In vitro study on the effect of C. dactylon on the expression of VEGF in human umbilical vein endothelial cells revealed that there might be a positive correlation between the angiogenic effect of the plant and its ability to increase VEGF expression. This might be the possible underlying mechanism through which the plant exerts its effect. It has been also shown in several studies that the extract of C. dactylon possesses significant anti-tumor activities [32,33]. As noted earlier, angiogenesis plays a central role in the pathogenesis of neoplastic diseases [34], however the exact mechanism(s) responsible for such effect of the plant is not yet clearly understood. In the mentioned studies, the sole reversal effects of the plant against undesired consequences of tumors [12] and its anti-oxidant properties [16] have been partly attributed to this effect of the plant without adequate evaluation of other mechanisms affecting tumor growth. For instance, none of these studies have evaluated the in vivo angiogenesis changes of the tumors affected by the administration of the extract. Based on the findings of the present study which indicate the potential of the plant to promote angiogenesis at high doses, it has to be taken into consideration that the plant might contain unsafe agents which may aid in the growth of the tumor through increasing the tumor angiogenesis. This is probably the first study that reveals an unsafe aspect of this plant in contrast to its beneficial properties previously shown in anti-cancer studies.

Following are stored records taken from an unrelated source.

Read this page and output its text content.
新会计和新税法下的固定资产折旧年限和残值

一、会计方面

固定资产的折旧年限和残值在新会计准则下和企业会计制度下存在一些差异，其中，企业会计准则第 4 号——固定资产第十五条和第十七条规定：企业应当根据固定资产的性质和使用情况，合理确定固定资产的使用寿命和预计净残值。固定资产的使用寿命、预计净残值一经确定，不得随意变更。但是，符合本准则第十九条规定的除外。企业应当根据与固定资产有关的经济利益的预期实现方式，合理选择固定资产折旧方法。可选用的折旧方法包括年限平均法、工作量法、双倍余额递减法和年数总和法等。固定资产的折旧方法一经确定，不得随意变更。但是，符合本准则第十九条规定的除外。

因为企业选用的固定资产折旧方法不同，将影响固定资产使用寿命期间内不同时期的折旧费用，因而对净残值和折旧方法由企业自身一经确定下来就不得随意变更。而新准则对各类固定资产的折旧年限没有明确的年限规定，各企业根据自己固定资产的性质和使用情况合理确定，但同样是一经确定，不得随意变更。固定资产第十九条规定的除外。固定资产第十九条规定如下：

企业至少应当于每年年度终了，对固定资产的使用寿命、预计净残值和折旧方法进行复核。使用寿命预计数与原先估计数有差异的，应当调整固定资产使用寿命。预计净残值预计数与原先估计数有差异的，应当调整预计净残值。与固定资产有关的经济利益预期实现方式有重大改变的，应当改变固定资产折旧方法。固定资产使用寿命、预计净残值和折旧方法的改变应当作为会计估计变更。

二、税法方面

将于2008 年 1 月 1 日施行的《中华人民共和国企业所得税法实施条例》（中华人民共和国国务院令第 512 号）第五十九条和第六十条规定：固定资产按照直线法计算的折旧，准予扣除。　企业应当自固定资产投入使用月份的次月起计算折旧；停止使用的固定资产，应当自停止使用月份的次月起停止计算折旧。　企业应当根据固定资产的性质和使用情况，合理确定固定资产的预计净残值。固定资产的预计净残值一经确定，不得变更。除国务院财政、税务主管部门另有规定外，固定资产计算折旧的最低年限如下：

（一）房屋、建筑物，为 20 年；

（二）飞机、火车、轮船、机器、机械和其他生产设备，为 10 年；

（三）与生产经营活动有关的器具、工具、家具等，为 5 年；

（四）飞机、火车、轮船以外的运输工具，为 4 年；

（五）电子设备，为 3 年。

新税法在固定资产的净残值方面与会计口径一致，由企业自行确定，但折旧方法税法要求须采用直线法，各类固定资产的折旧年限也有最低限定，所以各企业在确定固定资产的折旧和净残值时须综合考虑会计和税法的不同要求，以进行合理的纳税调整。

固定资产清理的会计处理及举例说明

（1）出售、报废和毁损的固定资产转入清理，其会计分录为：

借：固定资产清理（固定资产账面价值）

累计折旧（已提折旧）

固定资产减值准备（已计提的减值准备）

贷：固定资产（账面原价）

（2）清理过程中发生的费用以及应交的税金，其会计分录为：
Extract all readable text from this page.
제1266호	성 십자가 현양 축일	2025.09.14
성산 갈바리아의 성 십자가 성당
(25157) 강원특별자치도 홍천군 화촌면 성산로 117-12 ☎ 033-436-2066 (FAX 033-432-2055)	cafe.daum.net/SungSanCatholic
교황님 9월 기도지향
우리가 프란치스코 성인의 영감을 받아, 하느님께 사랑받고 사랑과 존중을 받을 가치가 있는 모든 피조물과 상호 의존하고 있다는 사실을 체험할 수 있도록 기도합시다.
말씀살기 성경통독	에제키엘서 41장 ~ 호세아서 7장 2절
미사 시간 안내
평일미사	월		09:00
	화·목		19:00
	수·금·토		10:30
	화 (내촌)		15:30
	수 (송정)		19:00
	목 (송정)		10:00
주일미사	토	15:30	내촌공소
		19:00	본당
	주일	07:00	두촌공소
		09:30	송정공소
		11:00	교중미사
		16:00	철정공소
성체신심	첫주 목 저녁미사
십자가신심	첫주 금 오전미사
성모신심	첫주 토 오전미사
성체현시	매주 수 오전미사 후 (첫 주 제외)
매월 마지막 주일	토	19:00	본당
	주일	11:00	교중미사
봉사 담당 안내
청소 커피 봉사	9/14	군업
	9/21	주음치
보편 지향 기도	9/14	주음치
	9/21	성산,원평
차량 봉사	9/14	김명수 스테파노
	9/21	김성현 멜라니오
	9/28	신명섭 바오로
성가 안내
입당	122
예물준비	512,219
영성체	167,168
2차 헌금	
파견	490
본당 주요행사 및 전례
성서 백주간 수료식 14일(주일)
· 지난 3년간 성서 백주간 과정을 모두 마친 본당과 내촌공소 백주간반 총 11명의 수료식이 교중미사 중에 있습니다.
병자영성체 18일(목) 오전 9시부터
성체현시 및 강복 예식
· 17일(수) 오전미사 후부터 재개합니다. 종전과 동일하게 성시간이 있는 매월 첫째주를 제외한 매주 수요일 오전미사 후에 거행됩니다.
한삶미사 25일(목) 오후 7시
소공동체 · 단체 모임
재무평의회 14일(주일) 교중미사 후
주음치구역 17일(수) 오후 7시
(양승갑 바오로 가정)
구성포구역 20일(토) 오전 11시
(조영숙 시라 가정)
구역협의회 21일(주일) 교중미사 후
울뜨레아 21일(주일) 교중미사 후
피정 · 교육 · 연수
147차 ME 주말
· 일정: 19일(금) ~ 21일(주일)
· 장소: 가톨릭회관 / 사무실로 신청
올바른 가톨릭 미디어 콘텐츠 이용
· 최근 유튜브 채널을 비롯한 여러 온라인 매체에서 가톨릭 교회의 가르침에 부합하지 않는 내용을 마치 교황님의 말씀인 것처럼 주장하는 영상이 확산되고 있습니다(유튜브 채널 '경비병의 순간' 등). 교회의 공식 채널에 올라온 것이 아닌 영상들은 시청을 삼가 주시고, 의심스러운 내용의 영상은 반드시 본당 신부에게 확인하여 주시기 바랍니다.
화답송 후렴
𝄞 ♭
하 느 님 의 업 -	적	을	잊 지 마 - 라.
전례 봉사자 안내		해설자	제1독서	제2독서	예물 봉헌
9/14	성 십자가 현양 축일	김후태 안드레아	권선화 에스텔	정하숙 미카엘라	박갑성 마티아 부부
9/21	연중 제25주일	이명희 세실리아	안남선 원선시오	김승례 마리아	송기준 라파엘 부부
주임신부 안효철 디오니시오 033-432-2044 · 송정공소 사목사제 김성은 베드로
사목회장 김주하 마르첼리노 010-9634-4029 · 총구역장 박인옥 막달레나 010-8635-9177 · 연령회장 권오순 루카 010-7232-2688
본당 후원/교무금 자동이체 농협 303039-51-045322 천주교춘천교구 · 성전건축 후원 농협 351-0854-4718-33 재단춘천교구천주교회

To the best of our knowledge, this is the first study showing the angiogenic property of the aquatic extract of C. dactylon. Based on these findings, C. dactylon is suggested as a potential source of angiogenic compounds, the effects of which might be attributable to its increasing effect on the expression of VEGF, a growth factor mainly involved in angiogenesis. Accordingly, this plant can be used in the development of novel herbal medicines for the amelioration of the consequences of conditions such as ischemic heart disease, and other cardiovascular complications. Our findings are in contrast with the results of previously conducted studies on the anti-tumor effects of C. dactylon, indicating that in addition to its beneficial effect as an anti-cancer source, it might be a toxic agent due to increasing tumor angiogenesis. Therefore, critical care should be taken on the safety of the plant to be introduced as an anti-tumor agent. Indeed, further studies are required to clarify the precise underlying mechanisms and to identify the safe aspects of the plant to be employed as a therapeutic source.